‘A giant step’: charities welcome plan to widen access to IVF on NHS

Change removes need for single women and same-sex couples to privately fund artificial insemination

The government’s decision to remove additional barriers some LGBTQ couples face in accessing NHS-funded fertility treatments has been welcomed by charities and equalities organisations.

Under current rules, heterosexual couples can access NHS-funded fertility treatments once they demonstrate that they have been trying to conceive naturally for a period of time.

However, single women and female same-sex couples are required to pay for artificial insemination privately, which can cost thousands of pounds, to prove their fertility status before they would be eligible for NHS-funded fertility treatments.

The change in rules, part of the women’s health strategy published on Wednesday, will mean that female same-sex couples and single women will no longer need to privately fund rounds of artificial insemination before being eligible for NHS fertility treatments.

A 2021 investigation by BPAS found that 76% of clinical commissioning groups (CCGs) required same-sex female couples to self-fund a minimum of three cycles of artificial insemination, which can cost up to £1,600 a cycle.

NHS treatment for female same-sex couples will now start with six cycles of artificial insemination before going on to IVF. There will also be a drive to end the “postcode lottery” in access to IVF treatment for same-sex and heterosexual couples: currently some NHS areas offer one cycle and others three, and some base eligibility for treatment on criteria such as whether a person has a child from a previous relationship.
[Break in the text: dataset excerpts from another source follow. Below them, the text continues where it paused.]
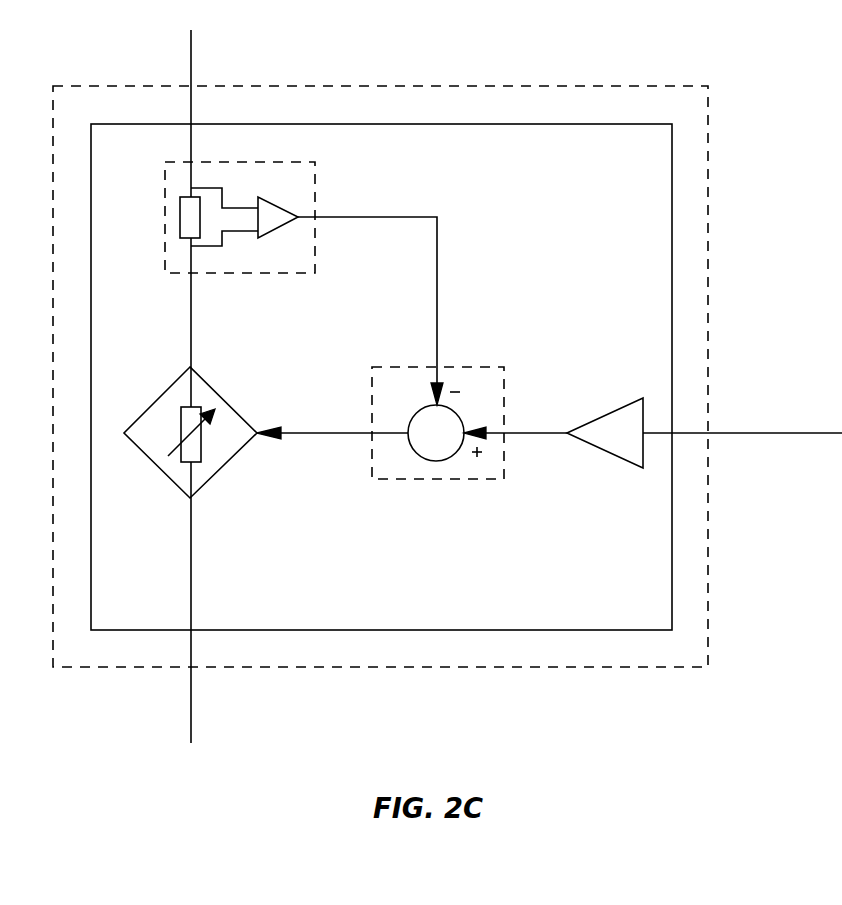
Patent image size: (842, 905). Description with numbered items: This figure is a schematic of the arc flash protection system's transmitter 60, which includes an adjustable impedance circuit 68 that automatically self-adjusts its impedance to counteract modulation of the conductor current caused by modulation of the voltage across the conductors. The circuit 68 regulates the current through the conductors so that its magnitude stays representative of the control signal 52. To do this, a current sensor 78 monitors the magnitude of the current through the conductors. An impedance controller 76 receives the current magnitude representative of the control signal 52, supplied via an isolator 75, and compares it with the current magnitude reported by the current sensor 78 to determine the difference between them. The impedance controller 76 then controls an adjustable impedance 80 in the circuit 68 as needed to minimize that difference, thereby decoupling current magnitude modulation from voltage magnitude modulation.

The control signal 52 is at (765, 434).
The transmitter 60 is at (710, 198).
The adjustable impedance circuit 68 is at (400, 622).
The isolator 75 is at (622, 407).
The impedance controller 76 is at (458, 480).
The current sensor 78 is at (315, 190).
The adjustable impedance 80 is at (218, 473).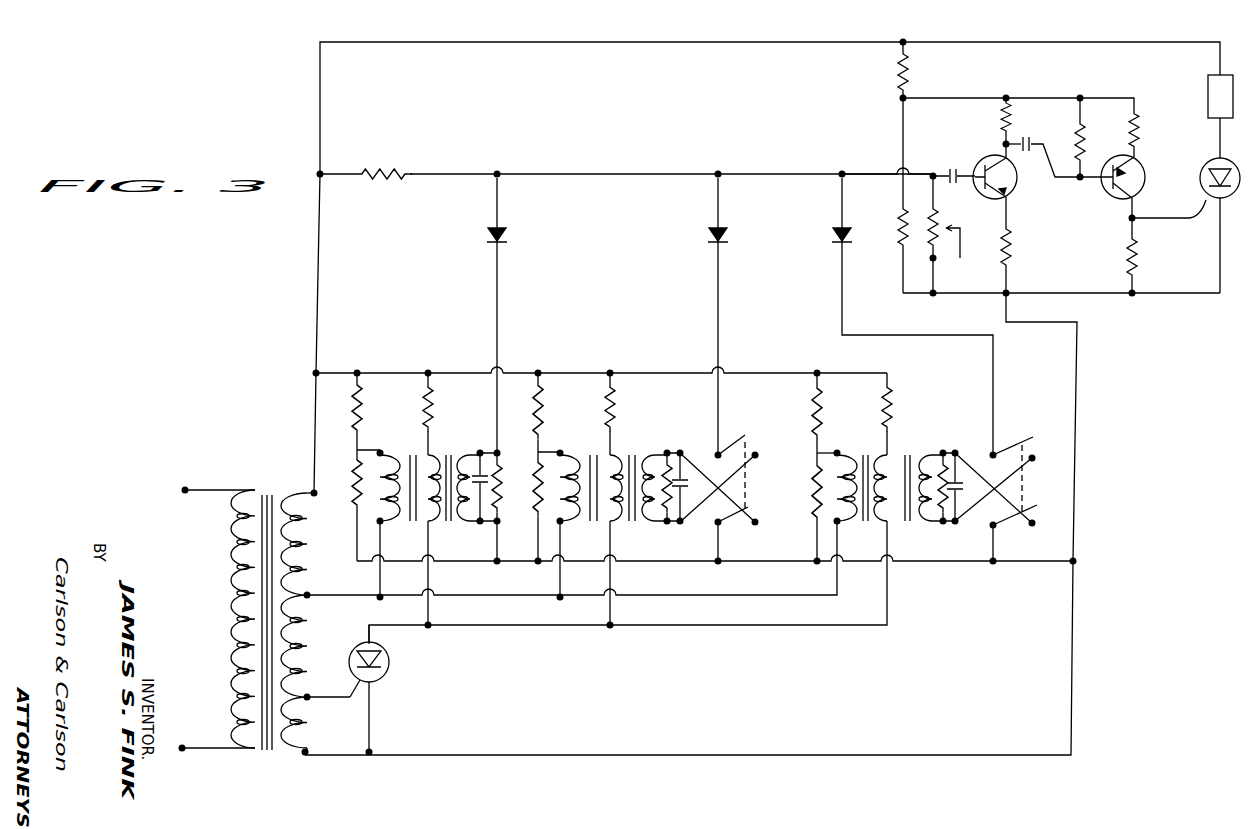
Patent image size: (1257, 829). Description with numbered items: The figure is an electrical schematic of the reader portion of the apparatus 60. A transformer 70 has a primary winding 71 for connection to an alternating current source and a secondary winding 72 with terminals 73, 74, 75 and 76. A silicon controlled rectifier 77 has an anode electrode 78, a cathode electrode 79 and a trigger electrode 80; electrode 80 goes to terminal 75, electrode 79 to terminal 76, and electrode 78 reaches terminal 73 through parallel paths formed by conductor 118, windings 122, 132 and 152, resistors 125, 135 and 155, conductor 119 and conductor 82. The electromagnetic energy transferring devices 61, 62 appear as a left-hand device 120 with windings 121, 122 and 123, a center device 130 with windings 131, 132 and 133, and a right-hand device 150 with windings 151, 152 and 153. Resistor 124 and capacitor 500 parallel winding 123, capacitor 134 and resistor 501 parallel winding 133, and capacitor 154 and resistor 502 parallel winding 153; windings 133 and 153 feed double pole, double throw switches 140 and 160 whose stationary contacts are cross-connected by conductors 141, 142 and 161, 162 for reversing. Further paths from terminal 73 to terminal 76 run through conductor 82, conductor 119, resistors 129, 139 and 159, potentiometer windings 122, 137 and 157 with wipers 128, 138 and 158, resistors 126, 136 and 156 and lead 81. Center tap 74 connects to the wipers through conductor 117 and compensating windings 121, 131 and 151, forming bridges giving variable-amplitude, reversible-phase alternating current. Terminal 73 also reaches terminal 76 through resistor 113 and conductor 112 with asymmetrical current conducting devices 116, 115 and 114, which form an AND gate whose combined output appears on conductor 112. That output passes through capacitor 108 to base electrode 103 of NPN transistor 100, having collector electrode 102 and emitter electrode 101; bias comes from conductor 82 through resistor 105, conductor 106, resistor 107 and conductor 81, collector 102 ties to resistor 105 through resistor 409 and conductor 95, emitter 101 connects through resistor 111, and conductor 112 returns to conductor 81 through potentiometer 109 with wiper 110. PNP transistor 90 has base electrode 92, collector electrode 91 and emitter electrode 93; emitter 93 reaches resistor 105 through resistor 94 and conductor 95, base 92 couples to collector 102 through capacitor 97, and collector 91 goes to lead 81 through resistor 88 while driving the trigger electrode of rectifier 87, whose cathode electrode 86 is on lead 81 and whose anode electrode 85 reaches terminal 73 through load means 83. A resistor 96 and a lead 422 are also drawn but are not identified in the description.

Marta Jansa Perez, BPAS Fertility’s director of embryology, said they were “absolutely delighted” with the government’s decision to remove the additional barriers female same-sex couples faced.

“Fertility services are crucial in supporting the development of different family structures. However, our research has found that female same-sex couples and single women are disproportionately impacted by policies which require that they self-finance costly, and less effective, artificial insemination, in some cases for at least two years, before becoming eligible for funded IVF. These restrictions amount to a tax on LGBT+ families, and the impact can be truly devastating.”

She added: “We will be examining the policies in detail when published, and we will continue to campaign for fair and equal access for all fertility patients, including single women.”

The announcement was also welcomed by Stonewall. The charity’s chief executive, Nancy Kelley, said: “We are delighted that the UK government has listened to our call for fair and equal access to IVF treatment.

“For years, lesbians, bi women and trans people have been forced to pay up to £25,000 of private healthcare before they can access IVF on the NHS, or face giving up their dream of becoming parents.

“This is a giant step towards a world where LGBTQ+ people have the same opportunity as everyone else to build a loving, thriving family of their own.”

On Wednesday, the Department of Health and Social Care published its first ever women’s health strategy, in order to address the gender health gap. The strategy also aims to improve specialist endometriosis services, and to increase and expand breast cancer screening services.